(Reuters) - Minneapolis Federal Reserve Bank President Neel Kashkari, who this year has dissented three times in votes at the U.S. central bank’s policy meetings which raised rates despite low inflation, on Tuesday repeated his view that the labor market still shows signs of slack and could be improved.
“Why should we raise rates until we actually see inflationary pressures building?” Kashkari asked at a Lambda Alpha International meeting in Roseville, Minnesota.
He added that by his estimate, a million workers are sidelined and could return to the workforce if the job market continues to strengthen. “We are better off letting inflation come to us than preemptively cutting off the expansion by raising rates prematurely.”
The Fed last week raised interest rates even though inflation has weakened despite an unemployment rate of 4.1 percent. The decision also drew dissent from Chicago Fed president Charles Evans.
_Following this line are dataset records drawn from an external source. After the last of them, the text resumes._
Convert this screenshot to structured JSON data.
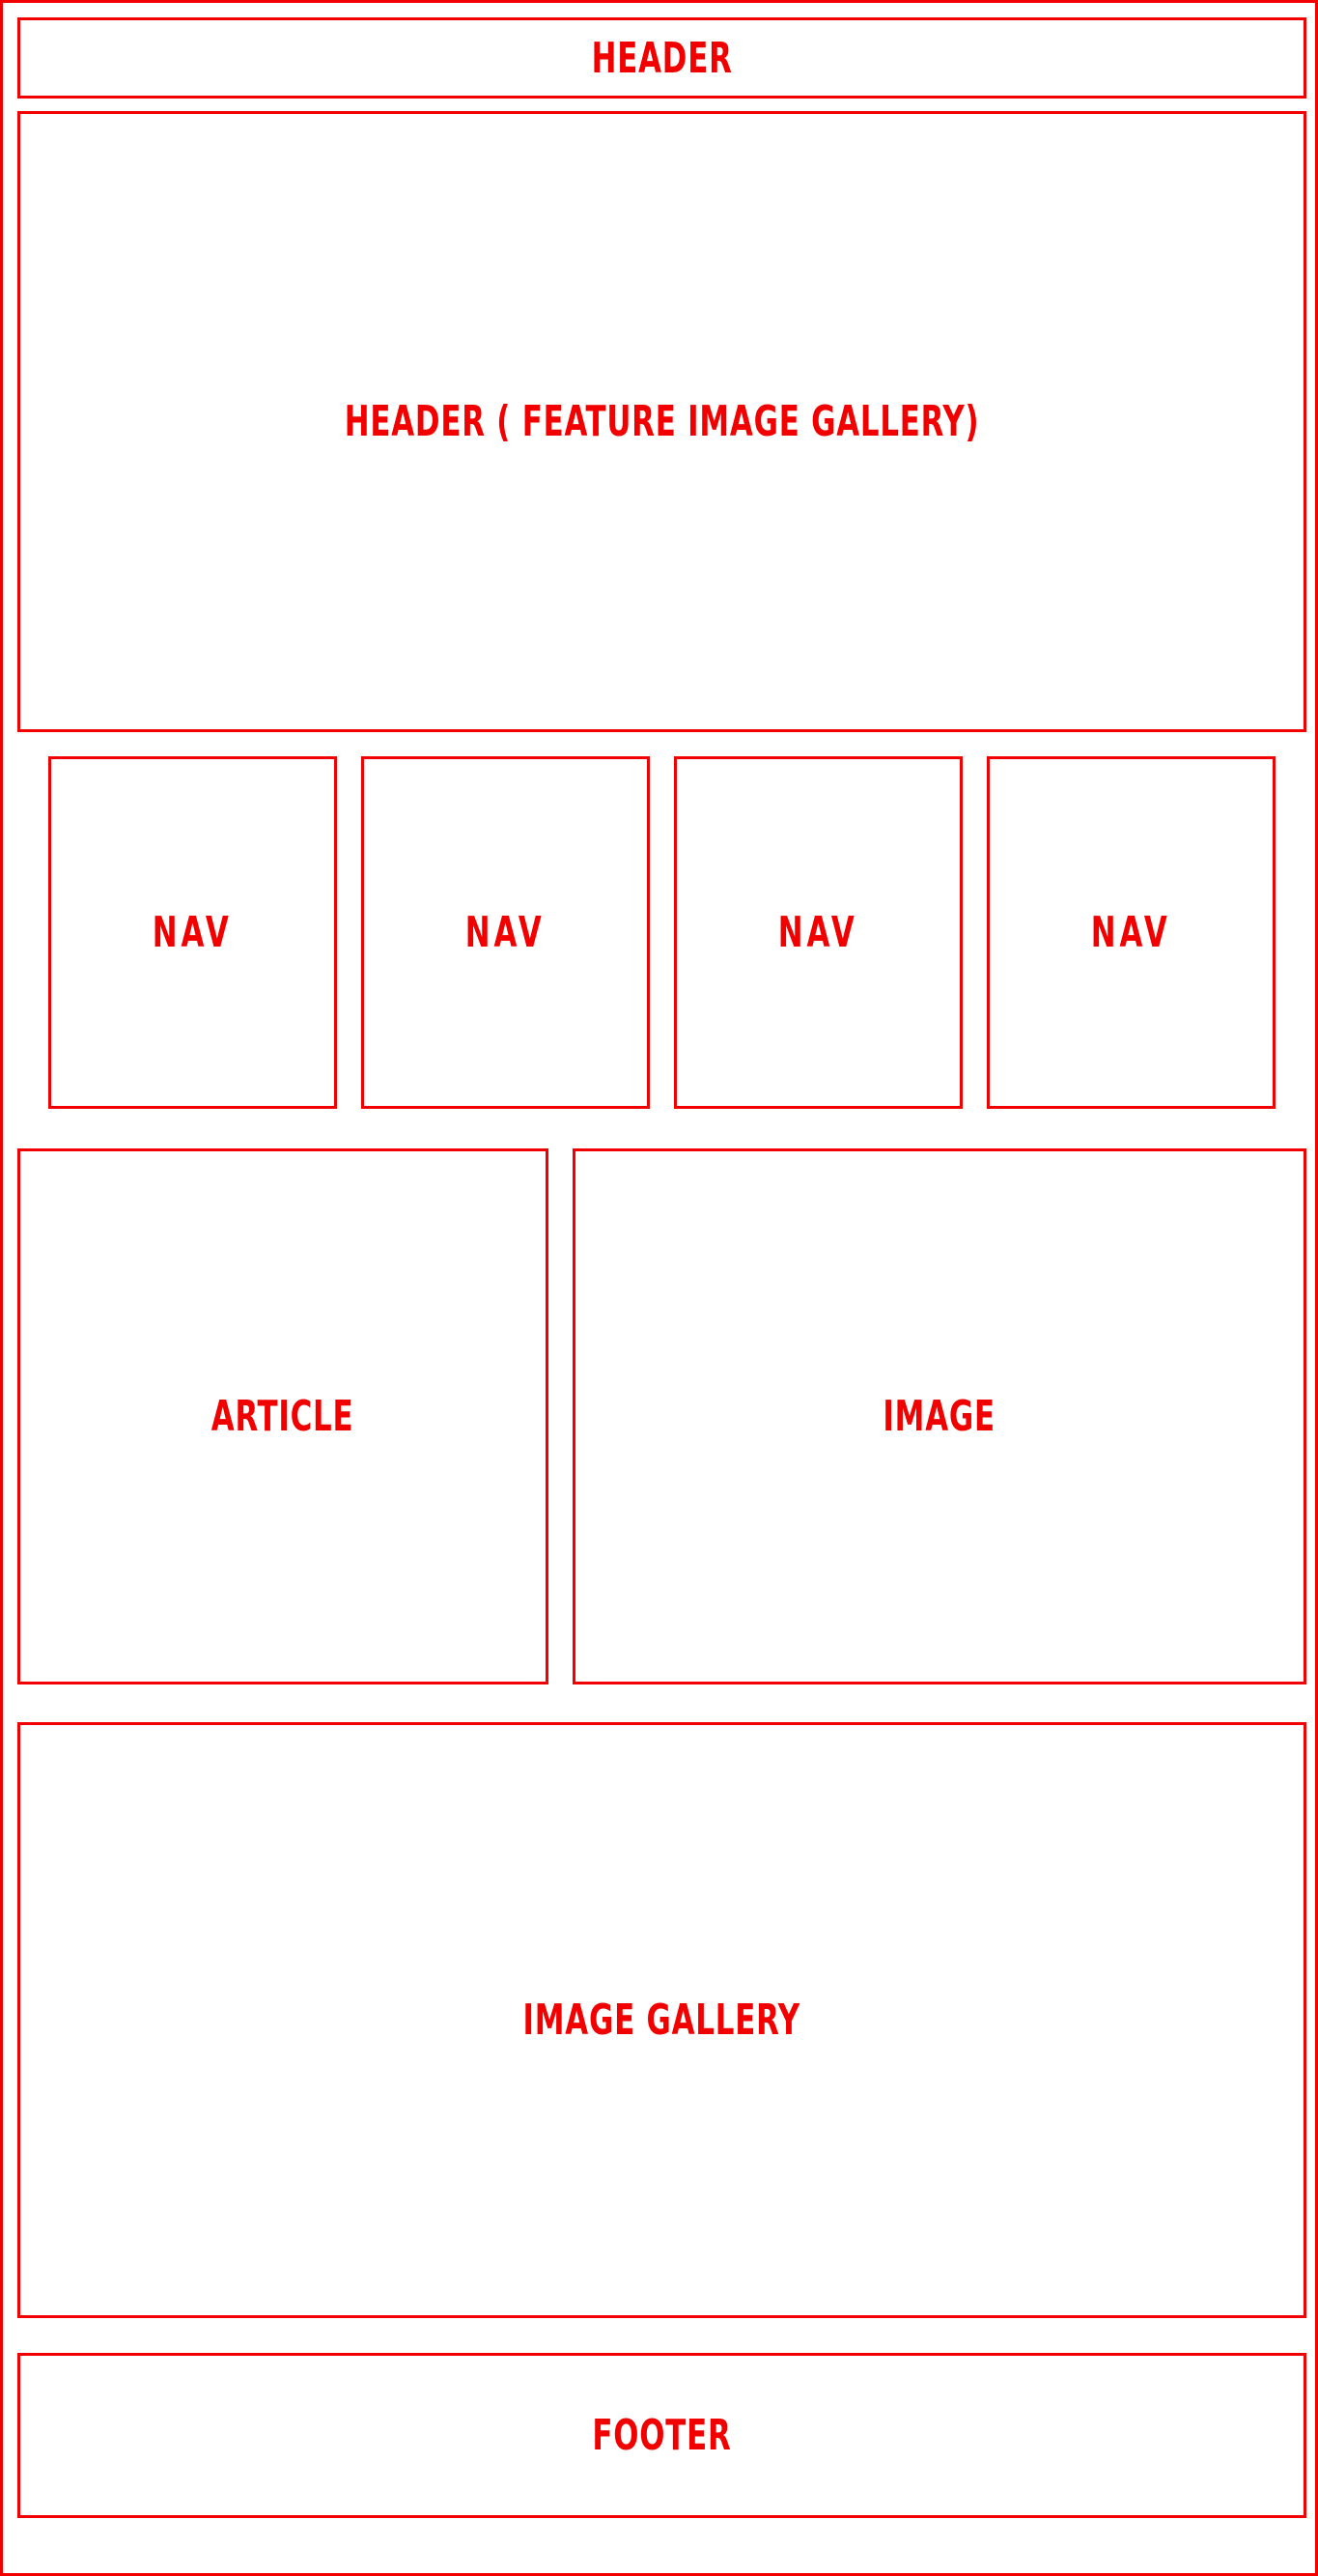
{
  "colors": {
    "stroke": "#f20000",
    "background": "#ffffff"
  },
  "blocks": {
    "header": "HEADER",
    "feature_gallery": "HEADER ( FEATURE IMAGE GALLERY)",
    "nav": [
      "NAV",
      "NAV",
      "NAV",
      "NAV"
    ],
    "article": "ARTICLE",
    "image": "IMAGE",
    "image_gallery": "IMAGE GALLERY",
    "footer": "FOOTER"
  }
}
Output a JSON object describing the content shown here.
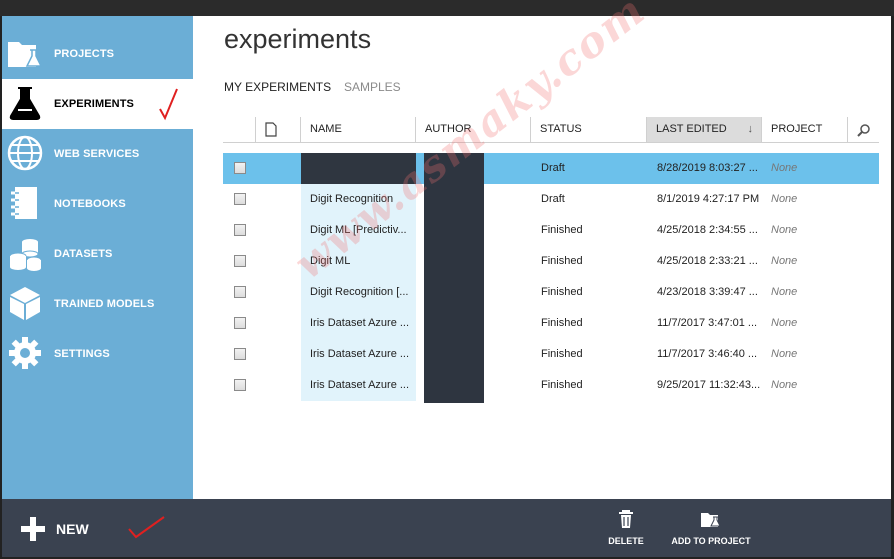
{
  "sidebar": {
    "items": [
      {
        "label": "PROJECTS",
        "icon": "projects-folder-flask-icon",
        "active": false
      },
      {
        "label": "EXPERIMENTS",
        "icon": "flask-icon",
        "active": true
      },
      {
        "label": "WEB SERVICES",
        "icon": "globe-icon",
        "active": false
      },
      {
        "label": "NOTEBOOKS",
        "icon": "notebook-icon",
        "active": false
      },
      {
        "label": "DATASETS",
        "icon": "datasets-cylinders-icon",
        "active": false
      },
      {
        "label": "TRAINED MODELS",
        "icon": "cube-icon",
        "active": false
      },
      {
        "label": "SETTINGS",
        "icon": "gear-icon",
        "active": false
      }
    ]
  },
  "main": {
    "title": "experiments",
    "tabs": [
      {
        "label": "MY EXPERIMENTS",
        "active": true
      },
      {
        "label": "SAMPLES",
        "active": false
      }
    ]
  },
  "table": {
    "columns": [
      "NAME",
      "AUTHOR",
      "STATUS",
      "LAST EDITED",
      "PROJECT"
    ],
    "sorted_column": "LAST EDITED",
    "sort_direction": "descending",
    "rows": [
      {
        "name": "",
        "status": "Draft",
        "last_edited": "8/28/2019 8:03:27 ...",
        "project": "None",
        "selected": true
      },
      {
        "name": "Digit Recognition",
        "status": "Draft",
        "last_edited": "8/1/2019 4:27:17 PM",
        "project": "None",
        "selected": false
      },
      {
        "name": "Digit ML [Predictiv...",
        "status": "Finished",
        "last_edited": "4/25/2018 2:34:55 ...",
        "project": "None",
        "selected": false
      },
      {
        "name": "Digit ML",
        "status": "Finished",
        "last_edited": "4/25/2018 2:33:21 ...",
        "project": "None",
        "selected": false
      },
      {
        "name": "Digit Recognition [...",
        "status": "Finished",
        "last_edited": "4/23/2018 3:39:47 ...",
        "project": "None",
        "selected": false
      },
      {
        "name": "Iris Dataset Azure ...",
        "status": "Finished",
        "last_edited": "11/7/2017 3:47:01 ...",
        "project": "None",
        "selected": false
      },
      {
        "name": "Iris Dataset Azure ...",
        "status": "Finished",
        "last_edited": "11/7/2017 3:46:40 ...",
        "project": "None",
        "selected": false
      },
      {
        "name": "Iris Dataset Azure ...",
        "status": "Finished",
        "last_edited": "9/25/2017 11:32:43...",
        "project": "None",
        "selected": false
      }
    ]
  },
  "bottombar": {
    "new_label": "NEW",
    "delete_label": "DELETE",
    "add_to_project_label": "ADD TO PROJECT"
  },
  "watermark": "www.asmaky.com",
  "colors": {
    "sidebar": "#6baed6",
    "selected_row": "#6cc1eb",
    "bottombar": "#3a4250",
    "annotation_red": "#e02020"
  }
}
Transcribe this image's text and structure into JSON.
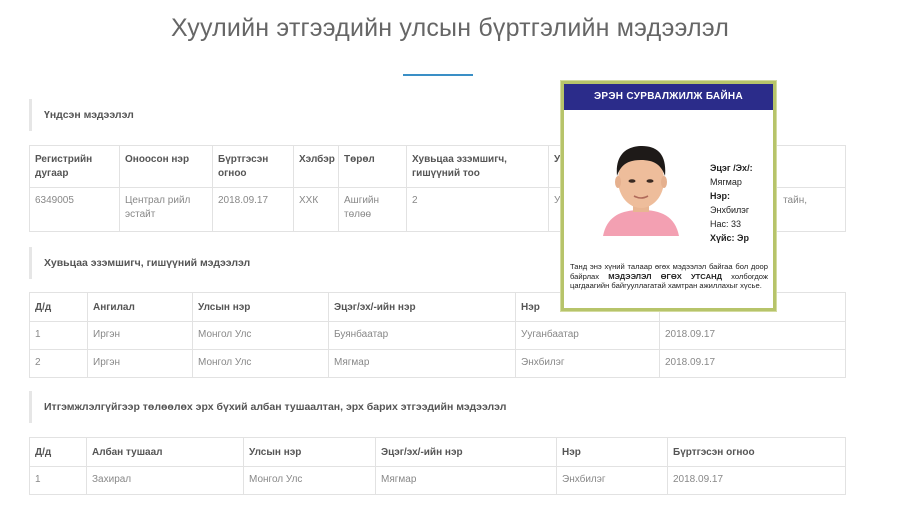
{
  "title": "Хуулийн этгээдийн улсын бүртгэлийн мэдээлэл",
  "colors": {
    "accent": "#3a8fc6",
    "badge_header": "#2b2c8a",
    "badge_border": "#b7c46a"
  },
  "basic": {
    "label": "Үндсэн мэдээлэл",
    "headers": [
      "Регистрийн дугаар",
      "Оноосон нэр",
      "Бүртгэсэн огноо",
      "Хэлбэр",
      "Төрөл",
      "Хувьцаа эзэмшигч, гишүүний тоо",
      "У"
    ],
    "row": [
      "6349005",
      "Централ рийл эстайт",
      "2018.09.17",
      "ХХК",
      "Ашгийн төлөө",
      "2",
      "У"
    ],
    "trailing": "тайн,"
  },
  "shareholders": {
    "label": "Хувьцаа эзэмшигч, гишүүний мэдээлэл",
    "headers": [
      "Д/д",
      "Ангилал",
      "Улсын нэр",
      "Эцэг/эх/-ийн нэр",
      "Нэр",
      ""
    ],
    "rows": [
      [
        "1",
        "Иргэн",
        "Монгол Улс",
        "Буянбаатар",
        "Ууганбаатар",
        "2018.09.17"
      ],
      [
        "2",
        "Иргэн",
        "Монгол Улс",
        "Мягмар",
        "Энхбилэг",
        "2018.09.17"
      ]
    ]
  },
  "officials": {
    "label": "Итгэмжлэлгүйгээр төлөөлөх эрх бүхий албан тушаалтан, эрх барих этгээдийн мэдээлэл",
    "headers": [
      "Д/д",
      "Албан тушаал",
      "Улсын нэр",
      "Эцэг/эх/-ийн нэр",
      "Нэр",
      "Бүртгэсэн огноо"
    ],
    "rows": [
      [
        "1",
        "Захирал",
        "Монгол Улс",
        "Мягмар",
        "Энхбилэг",
        "2018.09.17"
      ]
    ]
  },
  "badge": {
    "header": "ЭРЭН СУРВАЛЖИЛЖ БАЙНА",
    "father_label": "Эцэг /Эх/:",
    "father_value": "Мягмар",
    "name_label": "Нэр:",
    "name_value": "Энхбилэг",
    "age": "Нас: 33",
    "gender": "Хүйс: Эр",
    "note_part1": "Танд энэ хүний талаар өгөх мэдээлэл байгаа бол доор байрлах ",
    "note_bold": "МЭДЭЭЛЭЛ ӨГӨХ УТСАНД",
    "note_part2": " холбогдож цагдаагийн байгууллагатай хамтран ажиллахыг хүсье."
  }
}
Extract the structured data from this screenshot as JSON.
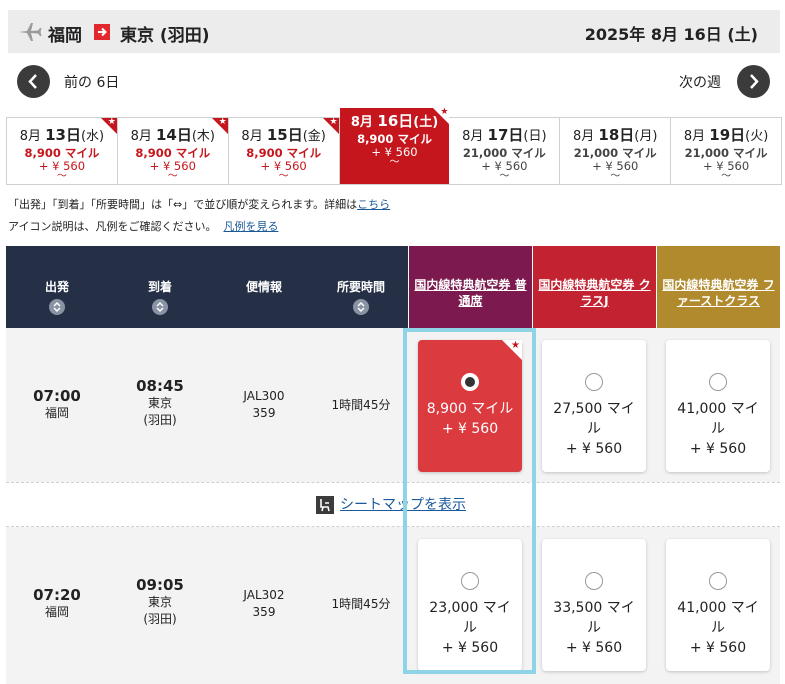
{
  "header": {
    "from": "福岡",
    "to": "東京 (羽田)",
    "date": "2025年 8月 16日 (土)"
  },
  "nav": {
    "prev_label": "前の 6日",
    "next_label": "次の週"
  },
  "dates": [
    {
      "day": "8月 ",
      "num": "13日",
      "dow": "(水)",
      "miles": "8,900 マイル",
      "tax": "+ ¥ 560",
      "rest": "～",
      "star": true,
      "style": "red"
    },
    {
      "day": "8月 ",
      "num": "14日",
      "dow": "(木)",
      "miles": "8,900 マイル",
      "tax": "+ ¥ 560",
      "rest": "～",
      "star": true,
      "style": "red"
    },
    {
      "day": "8月 ",
      "num": "15日",
      "dow": "(金)",
      "miles": "8,900 マイル",
      "tax": "+ ¥ 560",
      "rest": "～",
      "star": true,
      "style": "red"
    },
    {
      "day": "8月 ",
      "num": "16日",
      "dow": "(土)",
      "miles": "8,900 マイル",
      "tax": "+ ¥ 560",
      "rest": "～",
      "star": true,
      "style": "sel"
    },
    {
      "day": "8月 ",
      "num": "17日",
      "dow": "(日)",
      "miles": "21,000 マイル",
      "tax": "+ ¥ 560",
      "rest": "～",
      "star": false,
      "style": "gray"
    },
    {
      "day": "8月 ",
      "num": "18日",
      "dow": "(月)",
      "miles": "21,000 マイル",
      "tax": "+ ¥ 560",
      "rest": "～",
      "star": false,
      "style": "gray"
    },
    {
      "day": "8月 ",
      "num": "19日",
      "dow": "(火)",
      "miles": "21,000 マイル",
      "tax": "+ ¥ 560",
      "rest": "～",
      "star": false,
      "style": "gray"
    }
  ],
  "notes": {
    "sort_note": "「出発」「到着」「所要時間」は「⇔」で並び順が変えられます。詳細は",
    "sort_link": "こちら",
    "legend_note": "アイコン説明は、凡例をご確認ください。",
    "legend_link": "凡例を見る"
  },
  "table_header": {
    "depart": "出発",
    "arrive": "到着",
    "flight": "便情報",
    "duration": "所要時間",
    "fare1": "国内線特典航空券 普通席",
    "fare2": "国内線特典航空券 クラスJ",
    "fare3": "国内線特典航空券 ファーストクラス"
  },
  "flights": [
    {
      "dep_time": "07:00",
      "dep_place": "福岡",
      "arr_time": "08:45",
      "arr_place1": "東京",
      "arr_place2": "(羽田)",
      "flight": "JAL300",
      "aircraft": "359",
      "duration": "1時間45分",
      "fares": [
        {
          "miles": "8,900 マイル",
          "tax": "+ ¥ 560",
          "selected": true,
          "star": true
        },
        {
          "miles": "27,500 マイル",
          "tax": "+ ¥ 560",
          "selected": false,
          "star": false
        },
        {
          "miles": "41,000 マイル",
          "tax": "+ ¥ 560",
          "selected": false,
          "star": false
        }
      ]
    },
    {
      "dep_time": "07:20",
      "dep_place": "福岡",
      "arr_time": "09:05",
      "arr_place1": "東京",
      "arr_place2": "(羽田)",
      "flight": "JAL302",
      "aircraft": "359",
      "duration": "1時間45分",
      "fares": [
        {
          "miles": "23,000 マイル",
          "tax": "+ ¥ 560",
          "selected": false,
          "star": false
        },
        {
          "miles": "33,500 マイル",
          "tax": "+ ¥ 560",
          "selected": false,
          "star": false
        },
        {
          "miles": "41,000 マイル",
          "tax": "+ ¥ 560",
          "selected": false,
          "star": false
        }
      ]
    }
  ],
  "seatmap_label": "シートマップを表示",
  "colors": {
    "fare1_header": "#7c1a4f",
    "fare2_header": "#c32330",
    "fare3_header": "#b08a2c",
    "table_header": "#253047",
    "accent_red": "#c4161c",
    "highlight": "#8fd3e6"
  }
}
Kashkari on Monday laid out in detail his reasons for dissent, which also stemmed from his worry that the flattening yield curve suggests the bond market is betting on low growth and low inflation ahead, despite a tax plan that Republican members of Congress and the administration say will boost growth.
“We should take that seriously,” Kashkari said on Tuesday.
A provision in the tax plan that would encourage companies to repatriate cash from overseas, he said, would likely spur stock buybacks rather than investment in new factories, as some Republicans have suggested is the aim.
Still, he said, long-term bond yields do suggest investors are not worried about financing the tax cuts, estimated to add $1.5 trillion to the federal debt over 10 years. Over the long term, a rising federal debt is a big threat to economic growth, Kashakari said.
“It’s a political question” on how to resolve that threat, he said.